El Programa de Acción de Awaza: una nueva visión de cooperación
En respuesta a estos desafíos, el Programa de Acción de Awaza establece cuatro ejes estratégicos con los que se busca promover un desarrollo más inclusivo y resiliente:
Cambio económico y tecnológico
La apuesta por industrias con valor agregado, la innovación local y la expansión de la conectividad digital se plantea como un pilar para diversificar las economías sin litoral. Cerrar la brecha tecnológica permitirá a estas naciones integrarse de manera más eficiente en los mercados globales y aumentar su competitividad.
Interconexión y comercio regional
La actualización de las infraestructuras de transporte, tales como trenes, rutas y aduanas, se considera crucial para disminuir los costos logísticos y apoyar la integración en las cadenas de valor globales.

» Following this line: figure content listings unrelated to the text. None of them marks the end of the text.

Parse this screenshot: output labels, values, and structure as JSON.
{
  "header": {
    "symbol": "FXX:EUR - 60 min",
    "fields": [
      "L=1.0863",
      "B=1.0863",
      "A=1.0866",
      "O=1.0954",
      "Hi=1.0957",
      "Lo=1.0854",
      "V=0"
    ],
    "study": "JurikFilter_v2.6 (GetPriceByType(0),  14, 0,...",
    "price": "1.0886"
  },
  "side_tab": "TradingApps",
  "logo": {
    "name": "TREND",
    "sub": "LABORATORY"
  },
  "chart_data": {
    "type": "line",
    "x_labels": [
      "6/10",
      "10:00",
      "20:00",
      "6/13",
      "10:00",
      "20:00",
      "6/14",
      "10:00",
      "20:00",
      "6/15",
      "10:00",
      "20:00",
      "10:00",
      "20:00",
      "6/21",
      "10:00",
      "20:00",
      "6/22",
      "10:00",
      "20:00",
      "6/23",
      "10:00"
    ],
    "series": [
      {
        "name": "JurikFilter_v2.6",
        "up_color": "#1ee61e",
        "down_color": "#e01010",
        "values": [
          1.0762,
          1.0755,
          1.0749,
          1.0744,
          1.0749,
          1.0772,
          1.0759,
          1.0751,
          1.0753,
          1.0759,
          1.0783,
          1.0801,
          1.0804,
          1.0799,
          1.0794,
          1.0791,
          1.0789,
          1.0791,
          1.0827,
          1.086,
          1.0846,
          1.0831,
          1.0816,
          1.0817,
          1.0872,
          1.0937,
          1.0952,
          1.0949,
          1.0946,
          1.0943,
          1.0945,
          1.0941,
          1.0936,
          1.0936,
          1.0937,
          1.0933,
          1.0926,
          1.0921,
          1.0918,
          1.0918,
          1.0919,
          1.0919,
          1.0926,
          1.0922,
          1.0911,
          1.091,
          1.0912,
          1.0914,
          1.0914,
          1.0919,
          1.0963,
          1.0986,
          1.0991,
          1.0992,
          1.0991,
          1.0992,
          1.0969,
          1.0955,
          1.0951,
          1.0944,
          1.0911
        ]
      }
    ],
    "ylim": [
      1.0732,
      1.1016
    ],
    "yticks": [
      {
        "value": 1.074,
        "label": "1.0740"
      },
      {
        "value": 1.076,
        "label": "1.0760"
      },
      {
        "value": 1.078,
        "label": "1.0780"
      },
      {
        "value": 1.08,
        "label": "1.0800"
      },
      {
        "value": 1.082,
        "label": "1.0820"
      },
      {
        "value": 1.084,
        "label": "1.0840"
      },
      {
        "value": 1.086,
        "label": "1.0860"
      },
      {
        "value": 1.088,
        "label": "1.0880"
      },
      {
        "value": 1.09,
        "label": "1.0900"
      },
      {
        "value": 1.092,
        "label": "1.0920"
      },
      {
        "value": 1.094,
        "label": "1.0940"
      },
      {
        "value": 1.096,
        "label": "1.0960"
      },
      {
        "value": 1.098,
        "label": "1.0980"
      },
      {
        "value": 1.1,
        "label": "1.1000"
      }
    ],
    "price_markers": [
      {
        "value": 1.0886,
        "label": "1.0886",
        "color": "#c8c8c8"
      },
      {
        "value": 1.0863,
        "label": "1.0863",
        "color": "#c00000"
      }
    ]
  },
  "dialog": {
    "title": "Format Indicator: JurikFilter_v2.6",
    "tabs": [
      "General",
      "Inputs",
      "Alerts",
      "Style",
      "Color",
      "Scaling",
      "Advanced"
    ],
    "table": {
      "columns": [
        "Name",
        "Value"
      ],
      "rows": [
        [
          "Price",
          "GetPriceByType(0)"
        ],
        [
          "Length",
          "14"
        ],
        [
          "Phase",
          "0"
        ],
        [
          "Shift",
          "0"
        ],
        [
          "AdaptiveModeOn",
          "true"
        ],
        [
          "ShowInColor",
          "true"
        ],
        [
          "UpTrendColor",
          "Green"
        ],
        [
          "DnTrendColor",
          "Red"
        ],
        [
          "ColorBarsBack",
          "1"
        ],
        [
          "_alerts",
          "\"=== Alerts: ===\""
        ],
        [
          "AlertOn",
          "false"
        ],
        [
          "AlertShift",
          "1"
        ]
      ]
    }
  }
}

Asimismo, se propone la importancia de establecer acuerdos comerciales regionales que agilicen el movimiento de bienes y refuercen las relaciones económicas entre naciones vecinas.
Adaptación al cambio climático
La vulnerabilidad de estos países ante fenómenos climáticos extremos exige una respuesta coordinada. El Programa propone duplicar el financiamiento para la adaptación al cambio climático y garantizar acceso a tecnologías limpias, lo que permitiría avanzar en una transición ecológica justa y sostenible.
Reforma financiera global
La revisión de las condiciones actuales de financiamiento es uno de los puntos más urgentes. El acceso limitado a inversiones climáticas, los altos costos del crédito y las restricciones para recibir financiamiento concesional han limitado las posibilidades de crecimiento. Se plantea una transformación de los mecanismos multilaterales que garantice justicia económica y equidad en el acceso a recursos.

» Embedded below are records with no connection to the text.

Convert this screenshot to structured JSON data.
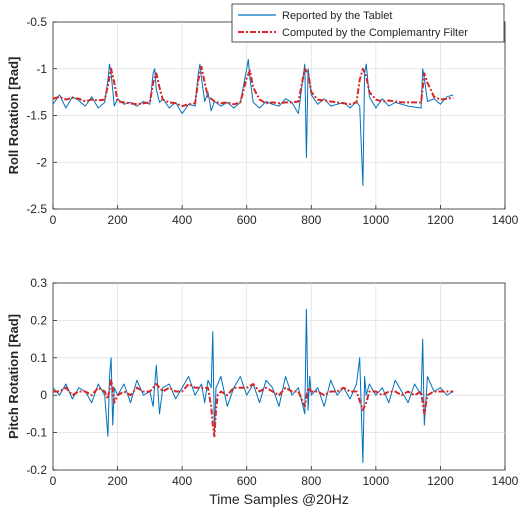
{
  "chart_data": [
    {
      "type": "line",
      "title": "",
      "xlabel": "",
      "ylabel": "Roll Rotation [Rad]",
      "xlim": [
        0,
        1400
      ],
      "ylim": [
        -2.5,
        -0.5
      ],
      "xticks": [
        "0",
        "200",
        "400",
        "600",
        "800",
        "1000",
        "1200",
        "1400"
      ],
      "yticks": [
        "-2.5",
        "-2",
        "-1.5",
        "-1",
        "-0.5"
      ],
      "grid": true,
      "legend": "top-right",
      "series": [
        {
          "name": "Reported by the Tablet",
          "color": "#0072BD",
          "style": "solid",
          "x": [
            0,
            20,
            40,
            60,
            80,
            100,
            120,
            140,
            160,
            170,
            175,
            180,
            190,
            200,
            220,
            240,
            260,
            280,
            300,
            310,
            315,
            320,
            330,
            340,
            360,
            380,
            400,
            420,
            440,
            450,
            455,
            460,
            470,
            480,
            490,
            500,
            520,
            540,
            560,
            580,
            600,
            605,
            610,
            620,
            640,
            660,
            680,
            700,
            720,
            740,
            760,
            780,
            785,
            790,
            800,
            820,
            840,
            860,
            880,
            900,
            920,
            940,
            950,
            960,
            965,
            970,
            980,
            1000,
            1020,
            1040,
            1060,
            1080,
            1100,
            1140,
            1145,
            1150,
            1160,
            1180,
            1200,
            1220,
            1240
          ],
          "y": [
            -1.38,
            -1.28,
            -1.42,
            -1.3,
            -1.34,
            -1.4,
            -1.3,
            -1.42,
            -1.36,
            -1.12,
            -0.95,
            -1.05,
            -1.4,
            -1.32,
            -1.38,
            -1.36,
            -1.4,
            -1.35,
            -1.38,
            -1.05,
            -1.0,
            -1.22,
            -1.36,
            -1.32,
            -1.42,
            -1.36,
            -1.48,
            -1.38,
            -1.4,
            -1.05,
            -0.95,
            -1.1,
            -1.35,
            -1.25,
            -1.45,
            -1.35,
            -1.4,
            -1.36,
            -1.42,
            -1.36,
            -1.0,
            -0.9,
            -1.1,
            -1.36,
            -1.42,
            -1.35,
            -1.38,
            -1.4,
            -1.32,
            -1.36,
            -1.48,
            -0.95,
            -1.95,
            -1.0,
            -1.28,
            -1.38,
            -1.32,
            -1.4,
            -1.38,
            -1.36,
            -1.42,
            -1.35,
            -1.4,
            -2.25,
            -1.05,
            -0.95,
            -1.3,
            -1.42,
            -1.32,
            -1.4,
            -1.36,
            -1.38,
            -1.4,
            -1.42,
            -1.0,
            -1.1,
            -1.35,
            -1.32,
            -1.38,
            -1.3,
            -1.28
          ]
        },
        {
          "name": "Computed by the Complemantry Filter",
          "color": "#D62728",
          "style": "dashdot",
          "x": [
            0,
            20,
            40,
            60,
            80,
            100,
            120,
            140,
            160,
            170,
            180,
            190,
            200,
            220,
            240,
            260,
            280,
            300,
            310,
            320,
            330,
            340,
            360,
            380,
            400,
            420,
            440,
            450,
            460,
            470,
            480,
            490,
            500,
            520,
            540,
            560,
            580,
            600,
            610,
            620,
            640,
            660,
            680,
            700,
            720,
            740,
            760,
            780,
            790,
            800,
            820,
            840,
            860,
            880,
            900,
            920,
            940,
            950,
            960,
            970,
            980,
            1000,
            1020,
            1040,
            1060,
            1080,
            1100,
            1140,
            1150,
            1160,
            1180,
            1200,
            1220,
            1240
          ],
          "y": [
            -1.32,
            -1.3,
            -1.33,
            -1.31,
            -1.32,
            -1.35,
            -1.33,
            -1.34,
            -1.33,
            -1.18,
            -1.0,
            -1.15,
            -1.35,
            -1.36,
            -1.37,
            -1.38,
            -1.37,
            -1.36,
            -1.15,
            -1.05,
            -1.2,
            -1.33,
            -1.36,
            -1.37,
            -1.4,
            -1.38,
            -1.37,
            -1.12,
            -0.98,
            -1.15,
            -1.3,
            -1.32,
            -1.35,
            -1.37,
            -1.36,
            -1.38,
            -1.36,
            -1.1,
            -1.02,
            -1.2,
            -1.33,
            -1.37,
            -1.36,
            -1.37,
            -1.36,
            -1.36,
            -1.35,
            -1.0,
            -1.05,
            -1.25,
            -1.33,
            -1.34,
            -1.35,
            -1.36,
            -1.37,
            -1.38,
            -1.36,
            -1.12,
            -1.0,
            -1.08,
            -1.25,
            -1.33,
            -1.35,
            -1.34,
            -1.35,
            -1.36,
            -1.36,
            -1.36,
            -1.05,
            -1.15,
            -1.3,
            -1.33,
            -1.32,
            -1.31
          ]
        }
      ]
    },
    {
      "type": "line",
      "title": "",
      "xlabel": "Time Samples @20Hz",
      "ylabel": "Pitch Rotation [Rad]",
      "xlim": [
        0,
        1400
      ],
      "ylim": [
        -0.2,
        0.3
      ],
      "xticks": [
        "0",
        "200",
        "400",
        "600",
        "800",
        "1000",
        "1200",
        "1400"
      ],
      "yticks": [
        "-0.2",
        "-0.1",
        "0",
        "0.1",
        "0.2",
        "0.3"
      ],
      "grid": true,
      "series": [
        {
          "name": "Reported by the Tablet",
          "color": "#0072BD",
          "style": "solid",
          "x": [
            0,
            20,
            40,
            60,
            80,
            100,
            120,
            140,
            160,
            170,
            175,
            180,
            185,
            190,
            200,
            220,
            240,
            260,
            280,
            300,
            310,
            320,
            330,
            340,
            360,
            380,
            400,
            420,
            440,
            460,
            470,
            480,
            490,
            495,
            500,
            505,
            510,
            520,
            540,
            560,
            580,
            600,
            620,
            640,
            660,
            680,
            700,
            720,
            740,
            760,
            780,
            785,
            790,
            795,
            800,
            820,
            840,
            860,
            880,
            900,
            920,
            940,
            950,
            960,
            965,
            970,
            980,
            1000,
            1020,
            1040,
            1060,
            1080,
            1100,
            1120,
            1140,
            1145,
            1150,
            1160,
            1180,
            1200,
            1220,
            1240
          ],
          "y": [
            0.02,
            0.0,
            0.03,
            -0.01,
            0.02,
            0.01,
            -0.02,
            0.03,
            0.0,
            -0.11,
            0.05,
            0.1,
            -0.08,
            0.02,
            0.0,
            0.03,
            -0.02,
            0.04,
            0.0,
            0.01,
            -0.03,
            0.08,
            -0.05,
            0.02,
            0.03,
            -0.01,
            0.02,
            0.05,
            0.0,
            0.03,
            -0.02,
            0.04,
            0.02,
            0.17,
            -0.1,
            0.02,
            0.03,
            0.05,
            -0.03,
            0.02,
            0.05,
            0.0,
            0.03,
            -0.02,
            0.04,
            0.02,
            -0.03,
            0.05,
            0.0,
            0.02,
            -0.05,
            0.23,
            -0.04,
            0.05,
            0.0,
            0.02,
            -0.03,
            0.04,
            0.0,
            0.02,
            -0.01,
            0.03,
            0.1,
            -0.18,
            0.05,
            0.0,
            0.03,
            0.0,
            0.02,
            -0.02,
            0.04,
            0.01,
            -0.02,
            0.03,
            0.0,
            0.15,
            -0.08,
            0.05,
            0.01,
            0.02,
            0.0,
            0.01
          ]
        },
        {
          "name": "Computed by the Complemantry Filter",
          "color": "#D62728",
          "style": "dashdot",
          "x": [
            0,
            20,
            40,
            60,
            80,
            100,
            120,
            140,
            160,
            170,
            180,
            185,
            190,
            200,
            220,
            240,
            260,
            280,
            300,
            320,
            340,
            360,
            380,
            400,
            420,
            440,
            460,
            480,
            490,
            495,
            500,
            505,
            510,
            520,
            540,
            560,
            580,
            600,
            620,
            640,
            660,
            680,
            700,
            720,
            740,
            760,
            780,
            790,
            800,
            820,
            840,
            860,
            880,
            900,
            920,
            940,
            960,
            970,
            980,
            1000,
            1020,
            1040,
            1060,
            1080,
            1100,
            1120,
            1140,
            1150,
            1160,
            1180,
            1200,
            1220,
            1240
          ],
          "y": [
            0.01,
            0.01,
            0.02,
            0.0,
            0.01,
            0.01,
            0.0,
            0.02,
            0.01,
            -0.01,
            0.04,
            0.02,
            -0.02,
            0.0,
            0.01,
            0.0,
            0.02,
            0.01,
            0.01,
            0.03,
            0.01,
            0.02,
            0.01,
            0.01,
            0.03,
            0.02,
            0.02,
            0.02,
            -0.03,
            -0.08,
            -0.11,
            -0.04,
            0.0,
            0.01,
            0.0,
            0.02,
            0.02,
            0.02,
            0.03,
            0.01,
            0.02,
            0.01,
            0.0,
            0.02,
            0.01,
            0.01,
            -0.03,
            0.02,
            0.01,
            0.01,
            0.0,
            0.01,
            0.01,
            0.02,
            0.01,
            0.01,
            -0.04,
            -0.02,
            0.01,
            0.01,
            0.0,
            0.01,
            0.01,
            0.0,
            0.01,
            0.0,
            0.01,
            -0.05,
            0.0,
            0.01,
            0.01,
            0.01,
            0.01
          ]
        }
      ]
    }
  ]
}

Hacia un desarrollo sin fronteras excluyentes
La Conferencia de Awaza constituye un momento esencial para destacar las necesidades de las naciones sin salida al mar, que tradicionalmente han sido omitidas en las decisiones globales. La idea de transformar sus limitaciones geográficas en conexiones cooperativas se establece como una invitación a la acción para gobiernos, entidades internacionales y participantes del sector privado.
El éxito de estos países no solo es un imperativo de justicia, sino también una condición para alcanzar los Objetivos de Desarrollo Sostenible. Situarlos en el centro de la agenda internacional implica reconocer que un desarrollo verdaderamente inclusivo solo es posible si se garantizan oportunidades equitativas para todos los Estados, sin importar su ubicación.
Con el Programa de Acción de Awaza en marcha, el camino hacia un crecimiento compartido y sostenible para los países sin litoral queda trazado. Resta ahora transformar los compromisos en acciones concretas que cierren brechas históricas y promuevan un sistema global más solidario y eficaz.